Em decisão de novembro, o TJSP reverteu, em embargos de declaração, uma decisão desfavorável a um contribuinte que arrenda terras para cultivo de milho. Entenderam os desembargadores que a destinação agrícola da área é o fator determinante para afastar a incidência do IPTU, sendo a inscrição do imóvel no Incra e os comprovantes de recolhimento do ITR secundários para determinar o imposto a ser recolhido.
“A destinação agrícola não se resume à existência de espécies vegetais economicamente exploráveis em determinada região por certo período, mas em todo atuação humana voltada à utilização do imóvel para esse fim, o que inclui as atividades de preparação e limpeza do solo, gradeagem, adubagem, plantio, irrigação, colheita, dentre outros, inclusive períodos de descanso do solo”, afirma a relatora, desembargadora Mônica Serrano (processo nº 1001346-53.2020.8.26.0394).
O TJSP, em outra decisão recente, entendeu inviável a tentativa do município de Jundiaí de exigir o IPTU apenas sobre a fração de um sítio. A administração pretendia cobrar o imposto sobre 61,46% da área, que conta com a residência de colonos, serviços de energia elétrica, iluminação pública, pavimentação e transporte público. Sobre os 38,54% restantes – onde se cultiva lichia – poderia haver a incidência do ITR.

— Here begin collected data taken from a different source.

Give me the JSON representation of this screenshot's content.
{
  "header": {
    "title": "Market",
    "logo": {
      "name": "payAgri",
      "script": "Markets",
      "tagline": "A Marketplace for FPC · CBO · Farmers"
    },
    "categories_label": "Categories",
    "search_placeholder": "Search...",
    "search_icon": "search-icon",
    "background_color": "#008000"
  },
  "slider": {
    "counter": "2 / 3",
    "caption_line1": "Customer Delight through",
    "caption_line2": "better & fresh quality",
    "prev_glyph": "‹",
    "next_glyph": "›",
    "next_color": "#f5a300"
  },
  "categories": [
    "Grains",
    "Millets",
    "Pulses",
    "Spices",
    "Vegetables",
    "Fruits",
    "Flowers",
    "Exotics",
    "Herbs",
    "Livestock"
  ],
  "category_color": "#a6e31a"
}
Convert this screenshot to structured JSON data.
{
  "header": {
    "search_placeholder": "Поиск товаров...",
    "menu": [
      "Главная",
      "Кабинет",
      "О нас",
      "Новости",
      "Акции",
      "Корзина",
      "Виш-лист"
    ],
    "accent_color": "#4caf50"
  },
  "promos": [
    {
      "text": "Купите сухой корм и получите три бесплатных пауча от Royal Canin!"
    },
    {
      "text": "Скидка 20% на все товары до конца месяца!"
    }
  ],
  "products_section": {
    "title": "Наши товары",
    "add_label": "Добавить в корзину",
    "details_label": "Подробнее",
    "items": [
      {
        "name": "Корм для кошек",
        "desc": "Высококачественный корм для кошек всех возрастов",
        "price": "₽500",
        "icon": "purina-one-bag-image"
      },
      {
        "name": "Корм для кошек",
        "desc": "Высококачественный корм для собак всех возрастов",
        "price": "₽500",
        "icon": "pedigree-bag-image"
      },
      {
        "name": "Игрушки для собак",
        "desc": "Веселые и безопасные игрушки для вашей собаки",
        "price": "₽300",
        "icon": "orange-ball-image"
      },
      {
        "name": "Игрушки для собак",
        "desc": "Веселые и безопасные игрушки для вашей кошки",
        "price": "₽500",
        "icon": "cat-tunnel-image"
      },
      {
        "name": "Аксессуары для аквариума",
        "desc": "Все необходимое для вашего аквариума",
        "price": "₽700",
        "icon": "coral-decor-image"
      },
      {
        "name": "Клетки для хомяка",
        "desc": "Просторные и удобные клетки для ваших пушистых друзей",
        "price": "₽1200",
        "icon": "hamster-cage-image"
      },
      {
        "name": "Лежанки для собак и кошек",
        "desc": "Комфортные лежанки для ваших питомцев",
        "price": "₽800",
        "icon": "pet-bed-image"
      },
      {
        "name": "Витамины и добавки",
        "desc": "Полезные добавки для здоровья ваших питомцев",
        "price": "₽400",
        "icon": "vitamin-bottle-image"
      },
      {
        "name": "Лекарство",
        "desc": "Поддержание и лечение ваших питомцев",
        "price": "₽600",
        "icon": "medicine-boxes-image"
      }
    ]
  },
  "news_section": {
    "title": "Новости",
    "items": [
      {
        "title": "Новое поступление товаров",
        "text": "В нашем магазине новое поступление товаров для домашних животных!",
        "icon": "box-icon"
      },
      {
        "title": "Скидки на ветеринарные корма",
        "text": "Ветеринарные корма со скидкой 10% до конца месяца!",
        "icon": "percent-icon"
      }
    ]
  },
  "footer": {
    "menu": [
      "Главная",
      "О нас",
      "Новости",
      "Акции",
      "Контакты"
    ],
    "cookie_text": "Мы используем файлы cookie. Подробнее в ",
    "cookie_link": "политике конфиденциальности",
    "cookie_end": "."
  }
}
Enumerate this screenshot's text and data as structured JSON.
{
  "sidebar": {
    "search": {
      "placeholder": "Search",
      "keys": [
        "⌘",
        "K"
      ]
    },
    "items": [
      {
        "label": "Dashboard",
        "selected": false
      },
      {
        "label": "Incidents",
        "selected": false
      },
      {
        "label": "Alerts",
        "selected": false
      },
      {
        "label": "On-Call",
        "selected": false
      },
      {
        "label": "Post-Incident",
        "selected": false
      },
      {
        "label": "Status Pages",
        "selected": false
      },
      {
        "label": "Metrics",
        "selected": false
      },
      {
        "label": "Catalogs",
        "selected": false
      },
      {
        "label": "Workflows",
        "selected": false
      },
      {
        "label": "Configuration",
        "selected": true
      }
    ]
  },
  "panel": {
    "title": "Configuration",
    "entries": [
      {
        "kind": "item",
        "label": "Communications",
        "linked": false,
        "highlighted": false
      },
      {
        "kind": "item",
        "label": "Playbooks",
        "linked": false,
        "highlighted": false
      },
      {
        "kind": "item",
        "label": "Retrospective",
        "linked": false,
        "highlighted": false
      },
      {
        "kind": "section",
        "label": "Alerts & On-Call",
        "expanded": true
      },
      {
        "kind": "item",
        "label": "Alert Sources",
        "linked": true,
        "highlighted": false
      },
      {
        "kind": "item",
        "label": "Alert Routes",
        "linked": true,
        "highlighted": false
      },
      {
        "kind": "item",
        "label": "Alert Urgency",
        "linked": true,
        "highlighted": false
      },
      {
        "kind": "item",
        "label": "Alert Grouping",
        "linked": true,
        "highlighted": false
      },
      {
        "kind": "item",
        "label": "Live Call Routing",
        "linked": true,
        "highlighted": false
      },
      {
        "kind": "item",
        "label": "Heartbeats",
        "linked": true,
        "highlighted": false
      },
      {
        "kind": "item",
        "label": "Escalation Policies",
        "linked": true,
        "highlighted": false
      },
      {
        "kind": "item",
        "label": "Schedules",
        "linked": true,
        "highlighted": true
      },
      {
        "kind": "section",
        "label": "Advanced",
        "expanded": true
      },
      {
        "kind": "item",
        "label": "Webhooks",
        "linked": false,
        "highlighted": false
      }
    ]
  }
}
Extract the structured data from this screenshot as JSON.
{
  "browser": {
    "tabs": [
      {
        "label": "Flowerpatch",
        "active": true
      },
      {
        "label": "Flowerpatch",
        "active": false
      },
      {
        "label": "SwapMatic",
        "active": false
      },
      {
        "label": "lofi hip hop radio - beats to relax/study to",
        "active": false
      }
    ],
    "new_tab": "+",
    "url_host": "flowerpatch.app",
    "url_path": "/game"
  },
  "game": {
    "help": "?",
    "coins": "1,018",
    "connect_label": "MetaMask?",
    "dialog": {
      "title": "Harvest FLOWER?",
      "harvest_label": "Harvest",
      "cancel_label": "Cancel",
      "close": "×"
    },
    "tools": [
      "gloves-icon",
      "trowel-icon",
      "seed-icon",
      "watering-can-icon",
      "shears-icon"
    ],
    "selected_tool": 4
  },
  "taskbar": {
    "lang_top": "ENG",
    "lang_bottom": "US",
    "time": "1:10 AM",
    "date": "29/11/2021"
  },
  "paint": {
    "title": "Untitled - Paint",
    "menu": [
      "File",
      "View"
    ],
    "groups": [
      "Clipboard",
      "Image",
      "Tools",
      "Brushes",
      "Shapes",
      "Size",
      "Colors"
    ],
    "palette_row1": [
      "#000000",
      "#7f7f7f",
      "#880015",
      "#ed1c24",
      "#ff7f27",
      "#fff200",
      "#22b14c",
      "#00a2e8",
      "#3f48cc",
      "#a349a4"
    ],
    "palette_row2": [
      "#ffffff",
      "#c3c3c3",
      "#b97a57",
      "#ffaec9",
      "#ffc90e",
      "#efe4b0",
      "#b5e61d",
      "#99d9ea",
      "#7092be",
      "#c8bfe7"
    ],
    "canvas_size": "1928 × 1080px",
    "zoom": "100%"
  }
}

Para os desembargadores, se o imóvel é essencialmente destinado à atividade rural deve incidir o ITR e não o IPTU, não sendo possível dividir a área apenas para fins tributários. “Sendo, portanto, inviável a cobrança de dois impostos de igual natureza, originados do mesmo fato gerador, sobre partes distintas do mesmo imóvel”, diz, na decisão, o relator do caso, desembargador Raul De Felice (processo nº 1004469-57.2019.8.26.030).
Procurada pelo Valor, a Prefeitura de Bauru não deu retorno até o fechamento da edição. A de Jundiaí, em nota, defendeu que o IPTU recaia sobre parcela do imóvel que não tem destinação rural. Afirma como fundamento que o Incra admite a descaracterização parcial de área que tenha perdido a destinação que o caracterizava como rural, sendo obrigação do proprietário providenciar a atualização cadastral da área remanescente.
“Os contribuintes que ingressam com o pedido de reconhecimento da não incidência do IPTU passam por vistoria técnica que determina a área do imóvel efetivamente utilizada para a finalidade rural, recebendo justa tributação do IPTU sobre a área do imóvel com características diversas desta destinação”, afirma.